Digital Publishing
2 mins read

Facebook journalism project is nothing but a PR stunt

Getting your Trinity Audio player ready...

Facebook recently made two significant announcements related to its news media posture. The first one came on January 6th with the hiring of Campbell Brown, a former NBC and CNN anchor, as a news partnerships manager. The second one, on January 11th, was unveiling the Facebook Journalism Project.

Announcing the Facebook Journalism project carried much more weight. As explained in a post by Fidji Simo, Facebook director of product, the project is built on three pillars:
“(1) Collaborative development of news products”, such as new storytelling formats, initiatives for local news and business models, and hackathons
“(2) “Training & Tools for Journalists”
“(3) “Training & Tools for Everyone”, which includes an unspecified set of measures against fake news.

Well. Collaboration, journalists training, tools… Sounds familiar? It is, almost to the word, the Google’s Digital News Initiative mission statement . The DNI was launched two years ago by the search giant and eight European publishers. As a representative for one such publisher, I was closely involved — see my disclosure at the end of this post.

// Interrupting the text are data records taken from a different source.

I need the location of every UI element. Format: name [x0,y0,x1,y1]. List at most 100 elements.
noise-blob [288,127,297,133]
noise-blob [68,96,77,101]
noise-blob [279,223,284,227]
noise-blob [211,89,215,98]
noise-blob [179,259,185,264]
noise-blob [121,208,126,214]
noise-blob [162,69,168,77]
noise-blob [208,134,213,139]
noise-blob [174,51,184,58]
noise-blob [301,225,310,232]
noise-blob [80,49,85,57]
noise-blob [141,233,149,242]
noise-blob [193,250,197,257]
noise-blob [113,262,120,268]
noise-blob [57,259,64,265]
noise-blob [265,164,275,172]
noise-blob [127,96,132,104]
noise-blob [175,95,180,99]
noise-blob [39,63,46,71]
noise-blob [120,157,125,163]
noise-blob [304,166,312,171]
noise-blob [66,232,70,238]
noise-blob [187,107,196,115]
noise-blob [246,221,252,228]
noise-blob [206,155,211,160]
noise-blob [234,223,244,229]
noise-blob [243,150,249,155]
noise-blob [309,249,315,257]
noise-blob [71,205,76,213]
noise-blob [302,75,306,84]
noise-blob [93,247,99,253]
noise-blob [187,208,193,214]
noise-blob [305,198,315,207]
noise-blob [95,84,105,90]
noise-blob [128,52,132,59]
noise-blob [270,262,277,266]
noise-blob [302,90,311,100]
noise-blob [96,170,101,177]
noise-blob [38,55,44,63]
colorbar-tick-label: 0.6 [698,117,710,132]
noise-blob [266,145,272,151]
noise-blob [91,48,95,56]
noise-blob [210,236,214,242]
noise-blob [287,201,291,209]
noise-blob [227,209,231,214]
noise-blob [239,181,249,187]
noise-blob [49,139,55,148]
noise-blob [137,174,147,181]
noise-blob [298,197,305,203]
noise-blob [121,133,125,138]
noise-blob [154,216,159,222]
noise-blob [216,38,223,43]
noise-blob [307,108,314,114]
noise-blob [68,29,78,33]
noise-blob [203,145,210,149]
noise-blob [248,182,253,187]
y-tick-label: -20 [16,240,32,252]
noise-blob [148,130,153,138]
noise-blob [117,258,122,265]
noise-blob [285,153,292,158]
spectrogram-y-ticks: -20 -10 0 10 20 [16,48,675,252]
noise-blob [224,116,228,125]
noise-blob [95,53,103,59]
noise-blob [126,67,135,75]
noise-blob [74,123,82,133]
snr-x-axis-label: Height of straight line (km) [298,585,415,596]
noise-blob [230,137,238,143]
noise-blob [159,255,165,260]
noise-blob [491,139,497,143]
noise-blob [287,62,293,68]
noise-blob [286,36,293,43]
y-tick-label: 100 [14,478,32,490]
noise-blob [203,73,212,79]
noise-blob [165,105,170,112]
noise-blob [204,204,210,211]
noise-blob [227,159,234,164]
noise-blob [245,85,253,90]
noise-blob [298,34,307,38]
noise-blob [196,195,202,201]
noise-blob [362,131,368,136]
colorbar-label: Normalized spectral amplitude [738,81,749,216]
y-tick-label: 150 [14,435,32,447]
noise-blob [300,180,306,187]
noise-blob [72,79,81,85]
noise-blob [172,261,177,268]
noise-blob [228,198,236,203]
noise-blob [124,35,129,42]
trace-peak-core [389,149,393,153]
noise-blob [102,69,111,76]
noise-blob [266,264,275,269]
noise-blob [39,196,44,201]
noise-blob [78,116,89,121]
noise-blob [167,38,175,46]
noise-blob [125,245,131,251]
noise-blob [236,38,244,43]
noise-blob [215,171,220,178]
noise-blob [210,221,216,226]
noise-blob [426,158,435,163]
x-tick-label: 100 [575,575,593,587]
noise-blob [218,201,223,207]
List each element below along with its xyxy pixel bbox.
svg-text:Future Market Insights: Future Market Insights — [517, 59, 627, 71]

Thanks to the DNI, Google has been able to weave (and sometimes restore) good relationships with many publishers around the world. Obviously, Facebook Journalism project is a response to Google, on both tactical and political (read: geo-political) levels. Facebook mentions a close relationship with several German publishers that have been at odds with Google for quite some time. Axel Springer and others keep feeding the European commission with negative information on Google’s deeds in their field).